[PATCH] D124658: [analyzer] Canonicalize SymIntExpr so the RHS is positive when possible
Tomasz KamiĆski via Phabricator via cfe-commits
cfe-commits at lists.llvm.org
Wed May 4 07:15:18 PDT 2022
tomasz-kaminski-sonarsource added inline comments.
================
Comment at: clang/lib/StaticAnalyzer/Core/SimpleSValBuilder.cpp:204
+ // subtraction/addition of the negated value.
+ if (!RHS.isNegative()) {
+ ConvertedRHS = &BasicVals.Convert(resultTy, RHS);
----------------
steakhal wrote:
> tomasz-kaminski-sonarsource wrote:
> > steakhal wrote:
> > > I would rather swap these branches though, to leave the default case (aka. this) to the end.
> > I folded the `RHS.isNegative()` into the if for the `BinaryOperator::isAssociative(op)`, as same conversion is performed in final else branch.
> I think what confused me is that a different API is used for doing the conversion.
> - `resultIntTy.convert(RHS)`
> - `&BasicVals.Convert(resultTy, RHS)`
>
> Anyway, leave it as-is.
As a note, the use of different APIs was intentional. The `BasicVals` one is persisting the value, so it is safe to use ptr to it, as a consequence it is more costfull. So, I am delaying its use until I know I will need to persist the value.
================
Comment at: clang/lib/StaticAnalyzer/Core/SimpleSValBuilder.cpp:212-219
+ llvm::APSInt ConvertedRHSValue = resultIntTy.convert(RHS);
+ // Check if the negation of the RHS is representable,
+ // i.e., the resultTy is signed, and it is not the lowest
+ // representable negative value.
+ if (ConvertedRHSValue > resultIntTy.getMinValue()) {
+ ConvertedRHS = &BasicVals.getValue(-ConvertedRHSValue);
+ op = (op == BO_Add) ? BO_Sub : BO_Add;
----------------
steakhal wrote:
> tomasz-kaminski-sonarsource wrote:
> > tomasz-kaminski-sonarsource wrote:
> > > steakhal wrote:
> > > > Somehow I miss a check for signedness here.

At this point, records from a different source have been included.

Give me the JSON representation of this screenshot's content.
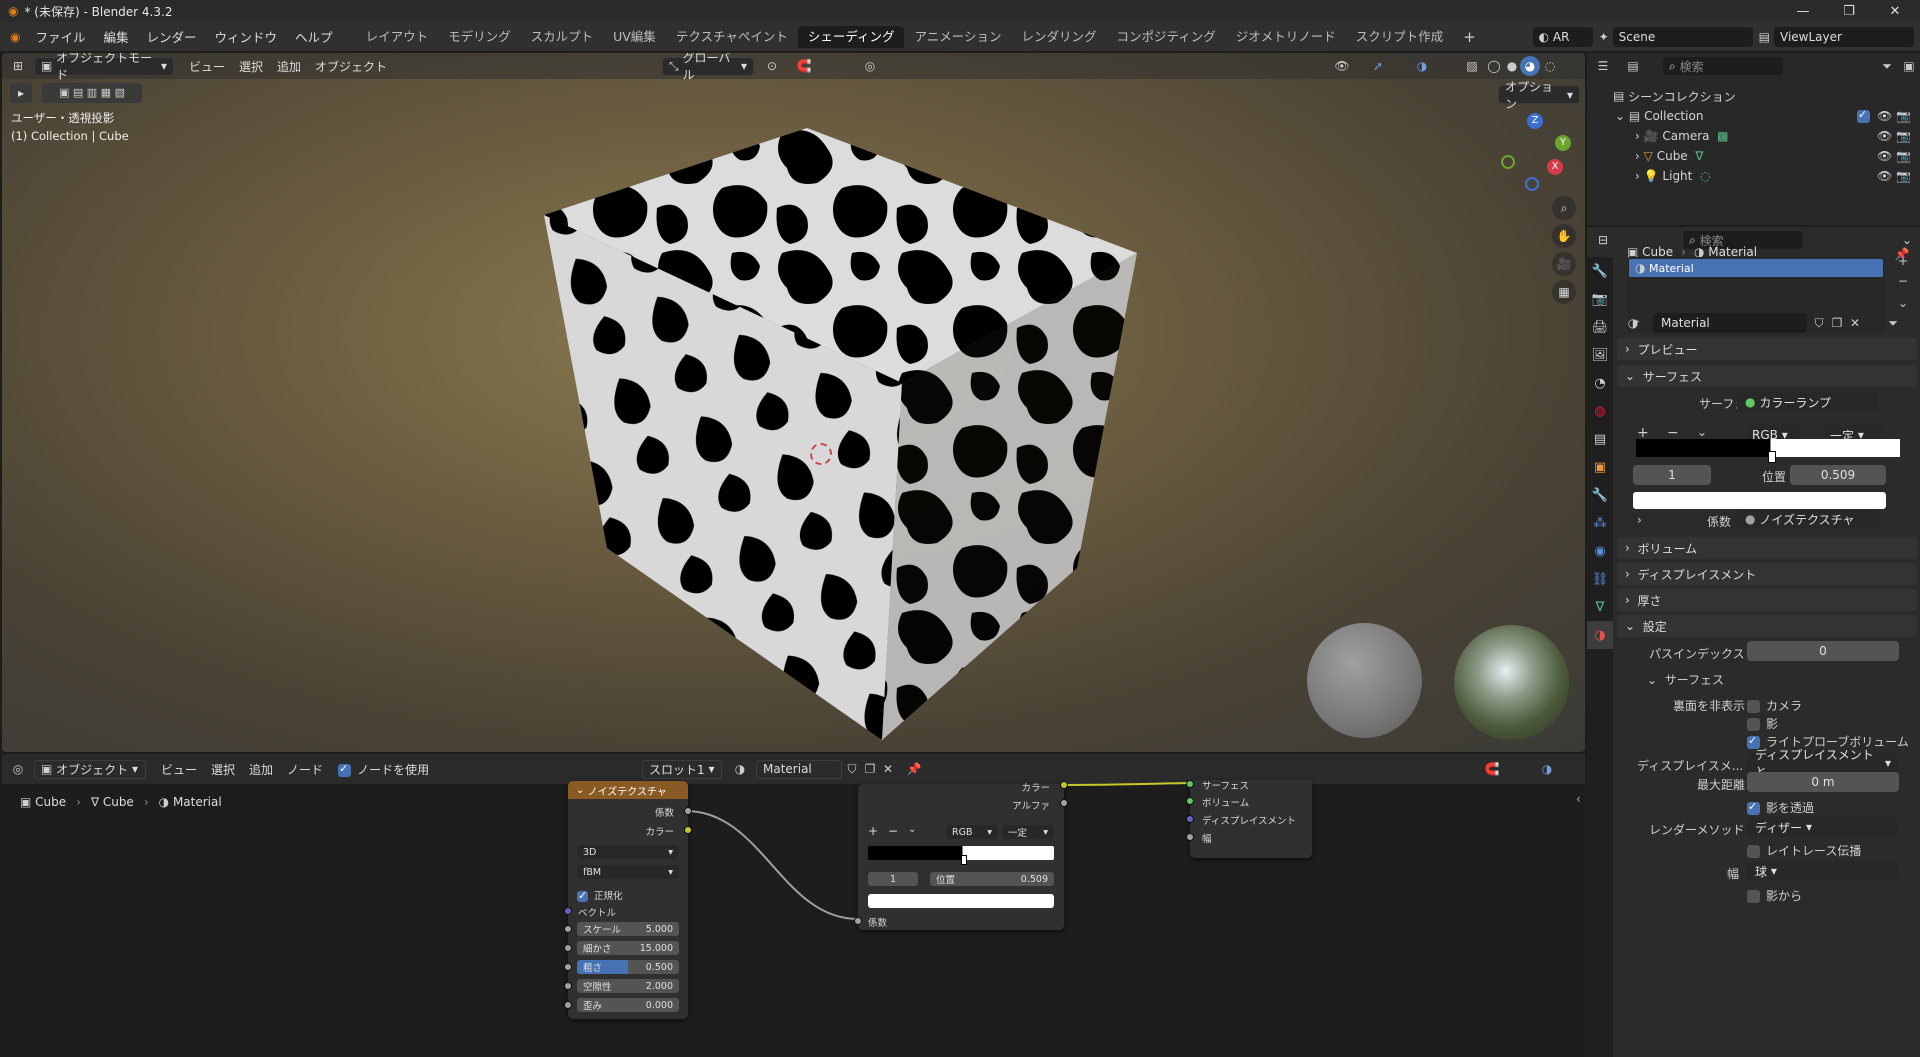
{
  "window": {
    "title": "* (未保存) - Blender 4.3.2"
  },
  "menu": [
    "ファイル",
    "編集",
    "レンダー",
    "ウィンドウ",
    "ヘルプ"
  ],
  "workspaces": [
    "レイアウト",
    "モデリング",
    "スカルプト",
    "UV編集",
    "テクスチャペイント",
    "シェーディング",
    "アニメーション",
    "レンダリング",
    "コンポジティング",
    "ジオメトリノード",
    "スクリプト作成"
  ],
  "topright": {
    "ar": "AR",
    "scene": "Scene",
    "viewlayer": "ViewLayer"
  },
  "viewport": {
    "mode": "オブジェクトモード",
    "menus": [
      "ビュー",
      "選択",
      "追加",
      "オブジェクト"
    ],
    "orientation": "グローバル",
    "options": "オプション",
    "info_line1": "ユーザー・透視投影",
    "info_line2": "(1) Collection | Cube",
    "axes": {
      "x": "X",
      "y": "Y",
      "z": "Z"
    }
  },
  "node_editor": {
    "editor_type": "オブジェクト",
    "menus": [
      "ビュー",
      "選択",
      "追加",
      "ノード"
    ],
    "use_nodes": "ノードを使用",
    "slot": "スロット1",
    "material": "Material",
    "breadcrumb": [
      "Cube",
      "Cube",
      "Material"
    ]
  },
  "noise_node": {
    "title": "ノイズテクスチャ",
    "outputs": [
      "係数",
      "カラー"
    ],
    "dim": "3D",
    "type": "fBM",
    "normalize": "正規化",
    "vector": "ベクトル",
    "inputs": [
      {
        "label": "スケール",
        "value": "5.000"
      },
      {
        "label": "細かさ",
        "value": "15.000"
      },
      {
        "label": "粗さ",
        "value": "0.500"
      },
      {
        "label": "空隙性",
        "value": "2.000"
      },
      {
        "label": "歪み",
        "value": "0.000"
      }
    ]
  },
  "ramp_node": {
    "outputs": [
      "カラー",
      "アルファ"
    ],
    "mode": "RGB",
    "interp": "一定",
    "index": "1",
    "pos_label": "位置",
    "pos": "0.509",
    "input": "係数"
  },
  "output_node": {
    "inputs": [
      "サーフェス",
      "ボリューム",
      "ディスプレイスメント",
      "幅"
    ]
  },
  "outliner": {
    "search": "検索",
    "scene_collection": "シーンコレクション",
    "collection": "Collection",
    "items": [
      "Camera",
      "Cube",
      "Light"
    ]
  },
  "properties": {
    "search": "検索",
    "breadcrumb": [
      "Cube",
      "Material"
    ],
    "slot": "Material",
    "material_name": "Material",
    "sections": {
      "preview": "プレビュー",
      "surface": "サーフェス",
      "volume": "ボリューム",
      "displacement": "ディスプレイスメント",
      "thickness": "厚さ",
      "settings": "設定",
      "surface_sub": "サーフェス"
    },
    "surface_label": "サーフェス",
    "surface_value": "カラーランプ",
    "ramp": {
      "mode": "RGB",
      "interp": "一定",
      "index": "1",
      "pos_label": "位置",
      "pos": "0.509",
      "fac_label": "係数",
      "fac_value": "ノイズテクスチャ"
    },
    "pass_index_label": "パスインデックス",
    "pass_index": "0",
    "backface_label": "裏面を非表示",
    "camera": "カメラ",
    "shadow": "影",
    "lightprobe": "ライトプローブボリューム",
    "disp_label": "ディスプレイスメ...",
    "disp_value": "ディスプレイスメントと...",
    "maxdist_label": "最大距離",
    "maxdist": "0 m",
    "transparent_shadow": "影を透過",
    "render_method_label": "レンダーメソッド",
    "render_method": "ディザー",
    "raytrace": "レイトレース伝播",
    "thickness_label": "幅",
    "thickness_value": "球",
    "from_shadow": "影から"
  }
}
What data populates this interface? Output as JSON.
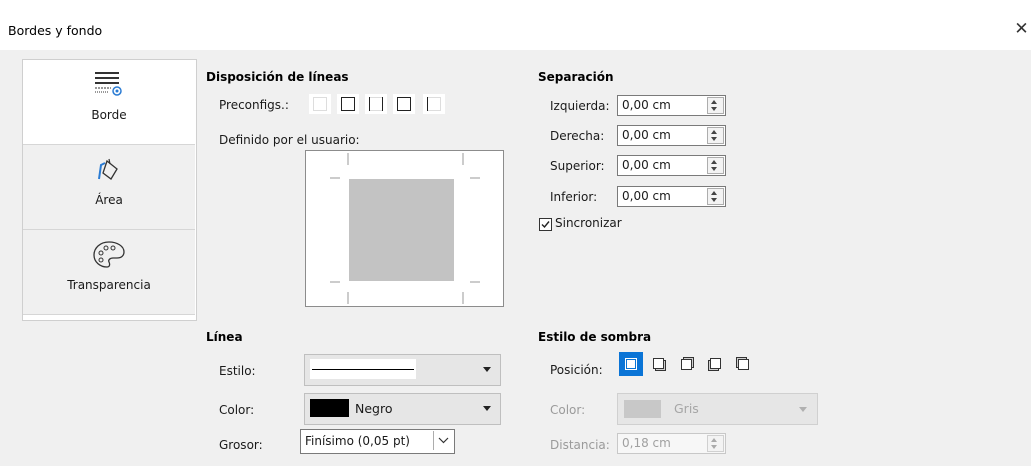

> > > > Why do you think it would be only triggered for signed types?
> > > >
> > > > I have a guess, that since we already handled `x +-0`, SymIntExprs like `x - (-0)` cannot exist here, thus cannot trigger this condition spuriously. I cannot think of any ther example that could cause this misbehaving. So in that sense `ConvertedRHSValue > resultIntTy.getMinValue()` implies *at this place* that `ConvertedRHSValue.isSigned()`.
> > > > I would rather see this redundant check here to make the correctness reasoning local though.
> > > The integer representation does not have negative zeros (the standard and clang assume two's complement). However, this condition does need to check for the signedness of the types. What I mean is that if the `RHS` is negative, but `ConvertedRHSValue` the branch will trigger and we will change `x - INT_MIN` to `x + (INT_MAX + 1)U` which is ok, as a negation of `INT_MIN` is representable as an unsigned type of same or lager bit with.
> > >
> > However, I was not able to reach this point with `RHS` being signed, and `resultTy` being unsigned. Any hints how this could be done?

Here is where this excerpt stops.